Masquara 1:59 pm 04 May 13

Be clear about what an au pair is. An au pair is a young person comes to Australia as it enables a cultural experience – they do only child care and LIGHT household duties (picking up after the children, making their beds, making them meals when the parents aren’t home). The idea of an au pair scheme is that it enables young people to travel and experience the world. You are a host rather than an employer. The au pair is not just a nanny. You will be expected to pay around $200 a week for a handful of hours a day, as well as all living costs – transport, meals and accommodation and utility costs and travel insurance – not just a basic roof over their heads. You should be including the au pair in family activities and including them socially. An au pair is always from overseas – you can’t employ a local as an “au pair”. Your post is very concerning – it sounds as though you are just thinking in terms of “hiring help”. There is no such category of employee as “nanny/au pair”. If you hire a nanny pretending it’s an au pair situation, I would think you’ll be in breach of all sorts of fair work/employment/visa/immigration/trade practices law. How about calling it what it is and just paying a qualified childcare worker a fair wage for looking after your children? Any claims that “hiring good nannies is difficult” will be coming from people who aren’t prepared to pay properly.

BimboGeek 1:05 pm 04 May 13

Au pairs don’t have any special training, they are just nice kids working as babysitters. Don’t you just want a babysitter?

Postalgeek 12:47 pm 04 May 13

We’ve gone through four au pairs and are currently in the process of selecting our 5th.

They’re great. They’re not studying. Most of them are on gap. Age isn’t an issue. English is not an issue with most of them. There are Poms, Amercians, Canadians and French Canadians, many Europeans are fluent and the Danes speak English better than some natives, going by some of the crap I read online. There is a glut of them on au pair websites and search engines will help you sift. You can choose what your want and Skype them to check out their English if that’s your concern. Don’t use agencies; you’re just throwing money away.

Sharing a nanny is impractical as both parties are going to need a nanny at particular times, like meals and evenings. Unless you’re prepared to do odd/even days it’s not going to work.

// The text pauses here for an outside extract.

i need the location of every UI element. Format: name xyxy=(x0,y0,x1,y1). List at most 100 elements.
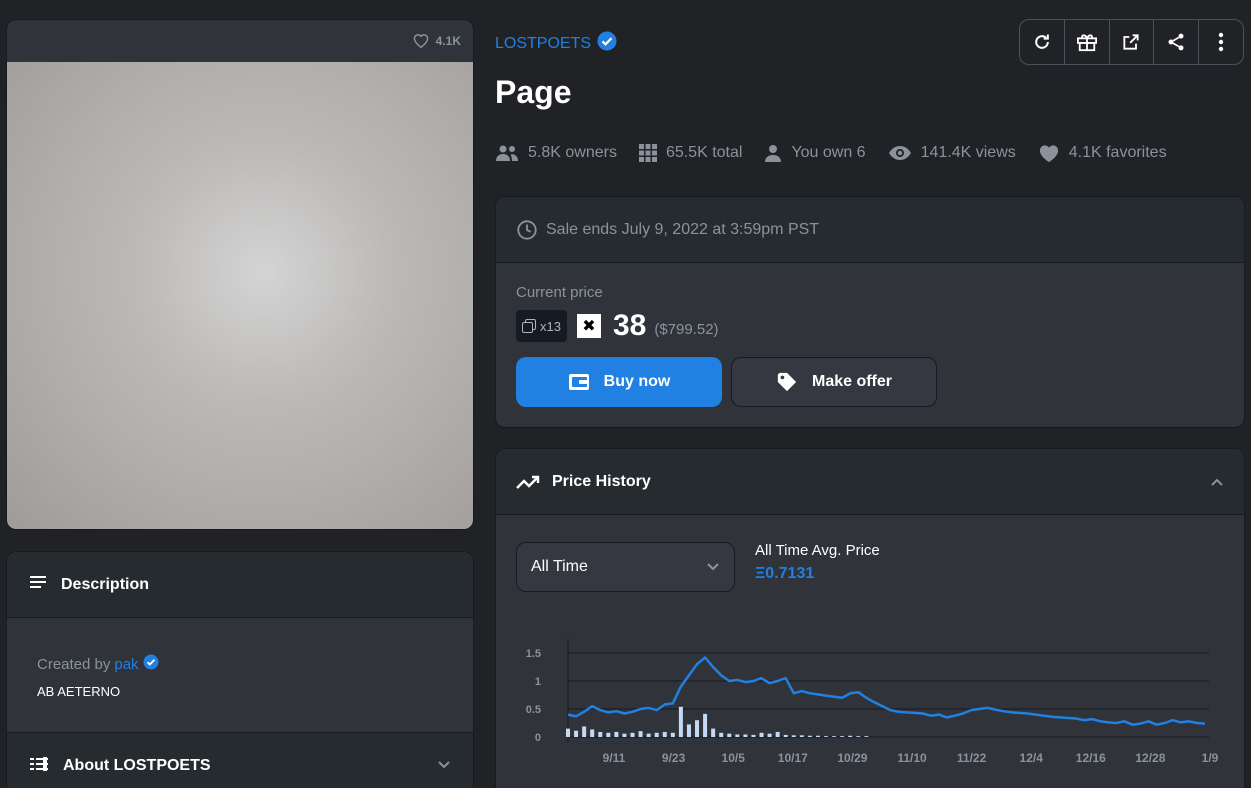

As far as accommodation goes, maybe lodge them with someone old you know and pay the au pair more to help out a bit in the lodging house. They can eat meals at your place. That way two households and an old person gets help and it will be cheaper than renting.

Having them out of the house might complicate things a bit. It’s not something I have experience in so I couldn’t comment past that.

Another option is Helpex, but we use that more for temporary labor in exchange for bed and board.

Madam Cholet 12:00 pm 04 May 13

Have you considered sharing a nanny with someone else? Doesn’t get you out of paying your share of a living wage though.

Nannies are not tax deductible, but au-pairs who do housework as well are I think. What you need to consider is that an au-pair is going to also probably be studying, will have English as a second language and will be young.

And as per the previous posts, accomodation costs a hell of a lot more than you are considering.

Day care is probably a whole load more cost effective and resource intensive than having an employee.

aussieboy 11:15 am 04 May 13

1. The cheapest self-contained student accommodation at ANU starts at $255 a week (the most common self-contained option is $282) – so I sincerely doubt you’d find anything cheaper than this is in the wider rental market.

2. It’s really easy to get a job in Canberra paying 20-25/hr – so unless you’re only expecting the au pair to do 10 hours of work/week, I can’t see you getting many candidates at all

pepmeup 10:21 am 04 May 13

Good luck finding accom at that price, there may be some old apartments somewhere but on short term rental I think you might find it very hard. We moved house this year to a house with a granny flat as we use an au pair. It works brilliantly for us, as we are unable to get suitable child care anywhere.

I know there are a lot of separate double brick garages in old ainslie maybe someone has turned theirs into a granny flat that they would be happy to rent. I know a lot of people do this in O’conner for UNI students.